Yes, you read the graph correctly, which implies a roughly 1:1 requirement of the amount of FC to get rid of CC -- it's somewhat less than that, but order of magnitude correct. The breakpoint graph shows what happens when you add smaller amounts of chlorine to a large amount of ammonia, and adding more and more chlorine. That is, initially chlorine combines with ammonia to from monochloramine and this occurs very quickly. After all of the ammonia has been converted to monochloramine, then additional chlorine starts the breakpoint reaction, moving monochloramine to dichloramine and dichloramine to nitrogen trichloride and then these to nitrogen gas (this latter combination is fast so nitrogen trichloride remains low in concentration). Since multiple reactions can occur at once, it's not completely a step-by-step process as the steps overlap as concentrations of various species come and go, but generally speaking it's as I described.
This post describes the core reactions of the breakpoint chlorination process.

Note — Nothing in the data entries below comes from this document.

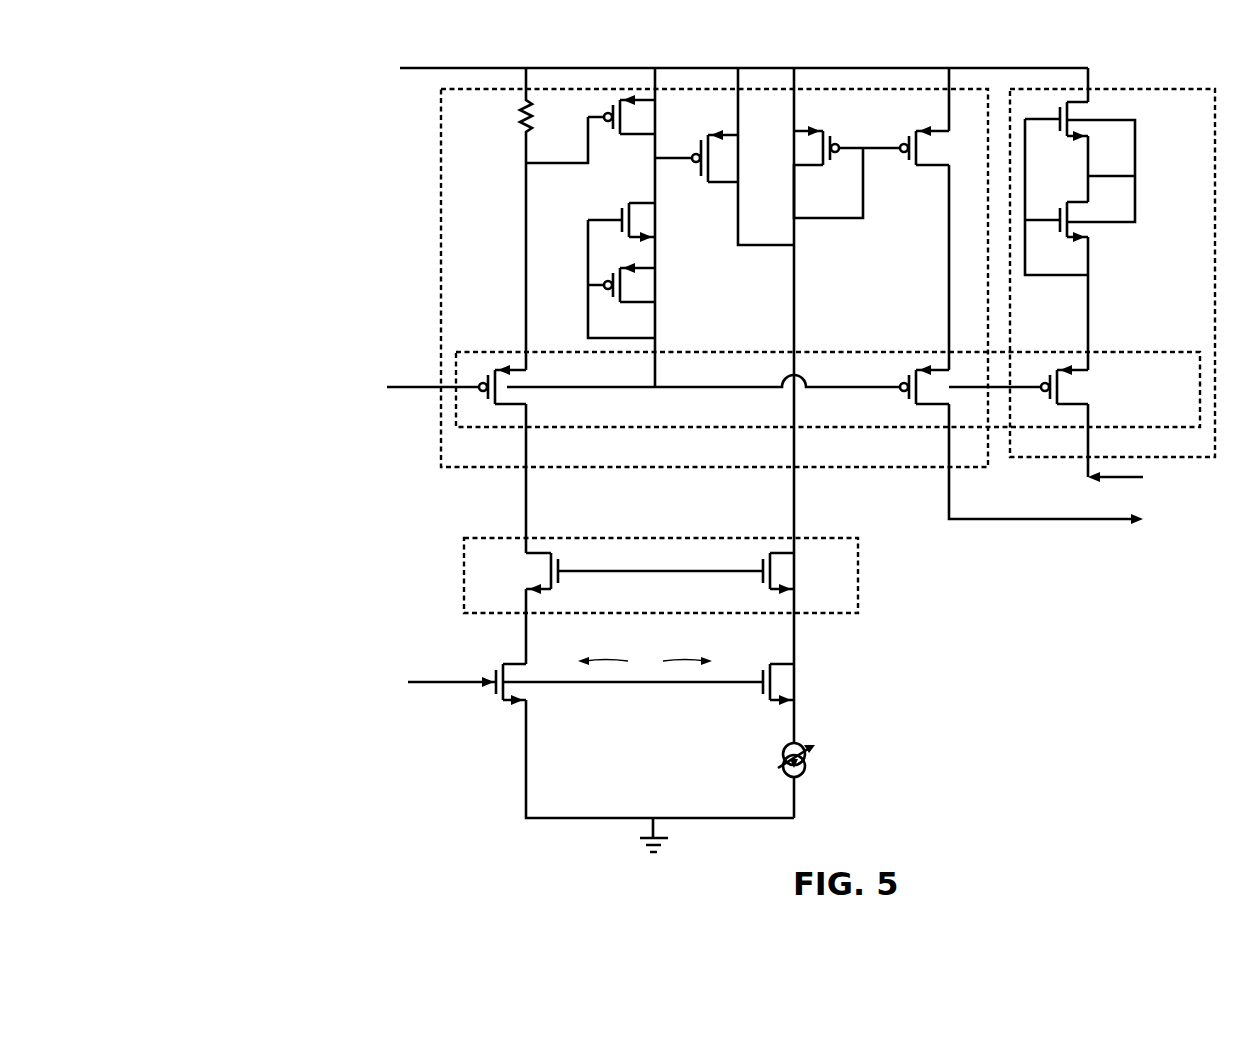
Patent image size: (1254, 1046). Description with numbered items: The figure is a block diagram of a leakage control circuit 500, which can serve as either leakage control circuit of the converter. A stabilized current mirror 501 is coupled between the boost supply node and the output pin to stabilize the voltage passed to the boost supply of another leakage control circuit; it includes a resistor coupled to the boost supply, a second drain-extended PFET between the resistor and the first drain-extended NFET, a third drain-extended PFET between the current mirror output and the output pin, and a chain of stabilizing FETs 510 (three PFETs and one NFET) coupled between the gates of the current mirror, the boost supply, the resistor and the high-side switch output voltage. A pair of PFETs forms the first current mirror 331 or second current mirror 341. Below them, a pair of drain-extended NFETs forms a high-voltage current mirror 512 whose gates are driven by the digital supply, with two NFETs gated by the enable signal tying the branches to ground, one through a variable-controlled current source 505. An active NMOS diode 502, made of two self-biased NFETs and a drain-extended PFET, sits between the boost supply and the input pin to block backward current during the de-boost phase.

The leakage control circuit 500 is at (307, 158).
The stabilized current mirror 501 is at (441, 270).
The active NMOS diode 502 is at (1143, 89).
The variable-controlled current source 505 is at (803, 770).
The chain of stabilizing FETs 510 is at (591, 98).
The high-voltage current mirror 512 is at (858, 572).
The first current mirror 331 is at (882, 127).
The second current mirror 341 is at (870, 118).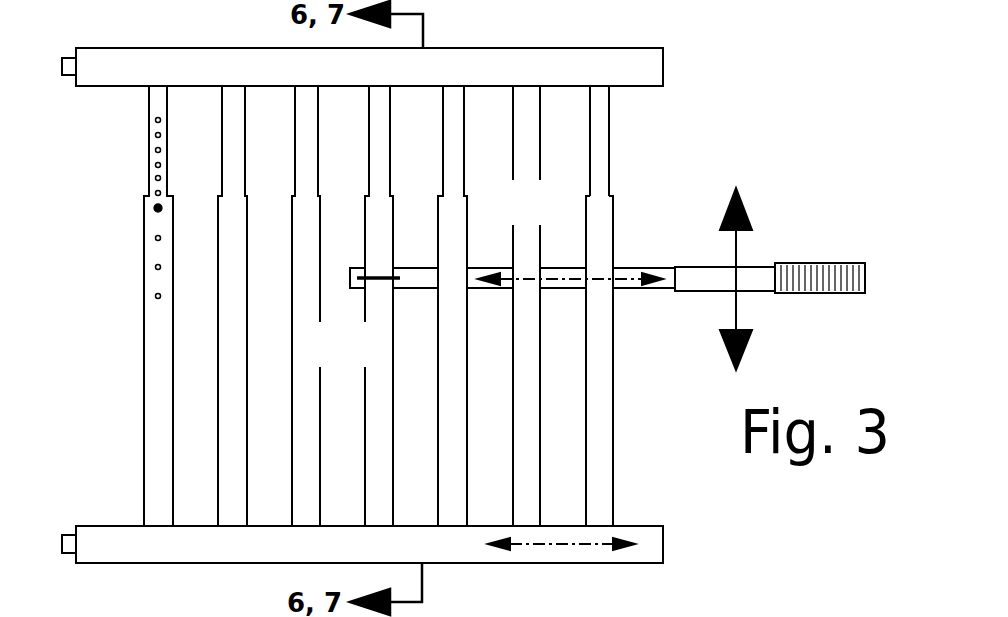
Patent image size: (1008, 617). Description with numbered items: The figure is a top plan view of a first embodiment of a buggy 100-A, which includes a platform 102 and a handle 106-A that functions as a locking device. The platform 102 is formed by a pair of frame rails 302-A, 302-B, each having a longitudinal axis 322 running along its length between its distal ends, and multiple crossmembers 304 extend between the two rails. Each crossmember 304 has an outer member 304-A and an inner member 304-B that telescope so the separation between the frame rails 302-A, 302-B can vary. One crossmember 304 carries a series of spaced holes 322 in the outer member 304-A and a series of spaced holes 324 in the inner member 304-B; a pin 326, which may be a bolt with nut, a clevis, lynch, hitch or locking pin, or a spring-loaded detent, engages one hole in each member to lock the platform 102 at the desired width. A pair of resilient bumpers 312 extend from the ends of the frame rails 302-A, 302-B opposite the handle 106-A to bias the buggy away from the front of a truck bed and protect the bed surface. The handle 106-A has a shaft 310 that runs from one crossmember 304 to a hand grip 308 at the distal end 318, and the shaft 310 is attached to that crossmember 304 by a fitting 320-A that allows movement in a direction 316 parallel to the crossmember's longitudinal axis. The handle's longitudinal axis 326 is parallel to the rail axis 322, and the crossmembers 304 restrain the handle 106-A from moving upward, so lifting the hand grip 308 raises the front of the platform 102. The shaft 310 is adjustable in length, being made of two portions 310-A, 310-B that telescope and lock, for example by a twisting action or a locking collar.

The above is not exactly what happens in a pool because the amount of chlorine is generally much higher than the amount of ammonia (i.e. you are adding ammonia to an excess of chlorine, not the other way around) so in practice one is oxidizing ammonia to nitrogen gas somewhat continuously. There is some buildup of monochloramine if the bather load is high enough since the latter steps take a few hours to mostly complete, but in most residential pools this isn't even noticeable. If one has a pool party, then one can usually detect some jump in CC and, of course, if anyone pees in the pool then that increases the chlorine demand considerably and would register a lot more CC for a while.
Finally, the oxidation of urea is far slower, but it is very temperature dependent and it might be catalyzed by UV though this is pure speculation on my part. This would be consistent with why CCs are generally a lot higher in indoor pools than outdoor pools, though there are many different factors at play in addition to sunlight, such as air circulation and use of CYA.